Open
Description
Description
When a StreamReader
with default constructor (UTF-8) encounters a UTF-8 character that is broken in half (one particular kind of invalid UTF-8 byte sequence), the handling changed from .NET 7 to .NET 8. I wasn't able to find docs mentioning this change.
Repro code:
using System.Runtime.InteropServices;
using System.Text;
using System.Text.Json;
var str = " \u00B7 ";
var bytes = Encoding.UTF8.GetBytes(str);
Console.WriteLine("Framework: " + RuntimeInformation.FrameworkDescription);
for (var i = 1; i <= bytes.Length; i++)
{
var range = bytes[0..i];
var readByStreamReader = new StreamReader(new MemoryStream(range)).ReadToEnd();
Console.WriteLine(JsonSerializer.Serialize(readByStreamReader));
}
Output in .NET 7 (no replacement character emitted):
Framework: .NET 7.0.14
" "
" "
" "
" \u00B7"
" \u00B7 "
" \u00B7 "
Output in .NET 8 (replacement character emitted)
Framework: .NET 8.0.0
" "
" "
" \uFFFD"
" \u00B7"
" \u00B7 "
" \u00B7 "
Version
.NET 8 GA
Previous behavior
I noticed this on .NET 8 GA. I did not test .NET 8 previews.
New behavior
A \uFFFD
character (Unicode replacement character) is emitted by the StreamReader
now. Previously nothing was emitted.
Type of breaking change
- Binary incompatible: Existing binaries may encounter a breaking change in behavior, such as failure to load or execute, and if so, require recompilation.

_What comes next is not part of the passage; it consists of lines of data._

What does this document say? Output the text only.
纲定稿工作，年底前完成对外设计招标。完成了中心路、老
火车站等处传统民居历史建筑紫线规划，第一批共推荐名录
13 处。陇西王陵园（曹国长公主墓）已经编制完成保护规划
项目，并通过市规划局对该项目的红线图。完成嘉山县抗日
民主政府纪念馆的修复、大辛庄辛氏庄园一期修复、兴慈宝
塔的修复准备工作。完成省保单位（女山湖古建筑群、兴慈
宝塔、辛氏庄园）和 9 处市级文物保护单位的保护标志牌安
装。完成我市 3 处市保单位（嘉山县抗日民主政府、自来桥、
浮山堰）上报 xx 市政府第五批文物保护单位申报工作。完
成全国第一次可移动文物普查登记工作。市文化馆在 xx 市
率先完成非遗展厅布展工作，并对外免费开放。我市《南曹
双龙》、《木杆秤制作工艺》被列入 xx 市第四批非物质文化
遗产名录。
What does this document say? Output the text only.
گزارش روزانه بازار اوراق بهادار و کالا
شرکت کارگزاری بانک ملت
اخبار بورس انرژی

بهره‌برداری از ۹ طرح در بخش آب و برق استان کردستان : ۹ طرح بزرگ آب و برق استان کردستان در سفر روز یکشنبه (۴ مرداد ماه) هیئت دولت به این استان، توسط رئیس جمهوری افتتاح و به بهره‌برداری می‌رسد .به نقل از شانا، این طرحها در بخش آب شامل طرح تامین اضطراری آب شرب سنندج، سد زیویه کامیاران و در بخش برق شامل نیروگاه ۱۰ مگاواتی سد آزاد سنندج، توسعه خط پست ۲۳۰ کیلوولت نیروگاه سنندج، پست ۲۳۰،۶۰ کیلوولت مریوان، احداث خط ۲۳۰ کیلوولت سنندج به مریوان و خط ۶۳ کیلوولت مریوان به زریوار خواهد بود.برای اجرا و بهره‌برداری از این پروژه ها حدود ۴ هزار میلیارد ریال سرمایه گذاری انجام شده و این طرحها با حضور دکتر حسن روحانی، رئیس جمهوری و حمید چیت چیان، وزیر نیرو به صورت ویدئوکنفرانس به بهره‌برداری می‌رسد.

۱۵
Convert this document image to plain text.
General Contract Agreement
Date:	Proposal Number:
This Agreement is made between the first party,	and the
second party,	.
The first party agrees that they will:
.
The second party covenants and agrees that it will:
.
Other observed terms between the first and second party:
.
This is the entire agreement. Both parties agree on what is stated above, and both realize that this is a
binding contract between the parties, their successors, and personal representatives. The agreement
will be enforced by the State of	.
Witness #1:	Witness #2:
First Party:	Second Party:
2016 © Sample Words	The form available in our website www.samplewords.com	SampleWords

- Source incompatible: When recompiled using the new SDK or component or to target the new runtime, existing source code may require source changes to compile successfully.
- Behavioral change: Existing binaries may behave differently at run time.
Reason for change
Product team can provide details I think.
Recommended action
Document the change.
Feature area
Globalization
Affected APIs
System.IO.StreamReader